Darkening somewhat, Haines and the ever-evident Shaw slip into a maze-like synth during ‘Blindness’. It finally breaks these circling shackles for the freedom of guitars and bright, shiny vocals as she assures us to “Leave it up to me”. Where Emily’s vocal is relatively low impact it seems likely why they draw the listener in, and as the focus of attention shifts the dirty rousing bass in ‘Satellite Mind’ claims another soul. Unlike some of their current counterparts, Metric have delved further into using what they know; already being rather au fait with synthesisers, new wave and post punk, ‘Stadium Love’ is, as Haines lyric reiterates, “neck and neck” with everyone’s newly synth’d up Yeah Yeah Yeahs. The song itself is an oddly catchy ender with its duelling denizens of the animal kingdom: trading a cougar for a bat? Well… alright. How about an owl versus a dove? Yeah, I suppose we’d all quite like to see that – would the dove really have less killer instinct?

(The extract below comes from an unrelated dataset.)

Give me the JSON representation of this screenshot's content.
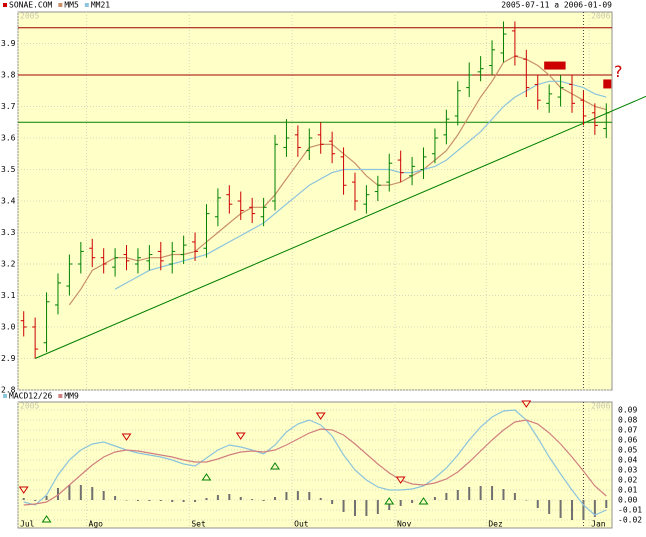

But, we digress. Metric square up guitars and oohs to unscallable heights and fortunately it burns itself into a reverb stupor rather than inciting us into a royal rumble against our own speakers, however much that would have made for an unexpected ending to these ten tunes. And in many ways ‘tunes’ is the most appropriate name for them, given that they encompass an expansive sound, one comparatively taut but all the while gaining horizontal ground.

‘Sick Muse’ is by far the most Garbage, made-for-radio, sexy of these ‘tunes’ – fortunately so as it’s their next single – and a spot on ditty complete with cupid berating, uplifting chorus and feisty verses. Alternately there’s the most repetitively winsome track on the album to contend with in the form of ‘Collect Call’, with a disco-smooth epicentre and waves of simple, prettily delivered lines and tracking synth. The most elevating of which must be in the line “If somebody’s got soul / You gotta make them move”. The frequent simplicity on ‘Fantasies’ is, once again, certainly its top trump.

There are a couple of ever so slightly overdone melodramas on this album, but within a myriad of perfected pop, it’s very little to ask that you sit through just six less-evocative minutes. And like the best ventures into the unknown, it’s far more satisfying when things turn out for the best.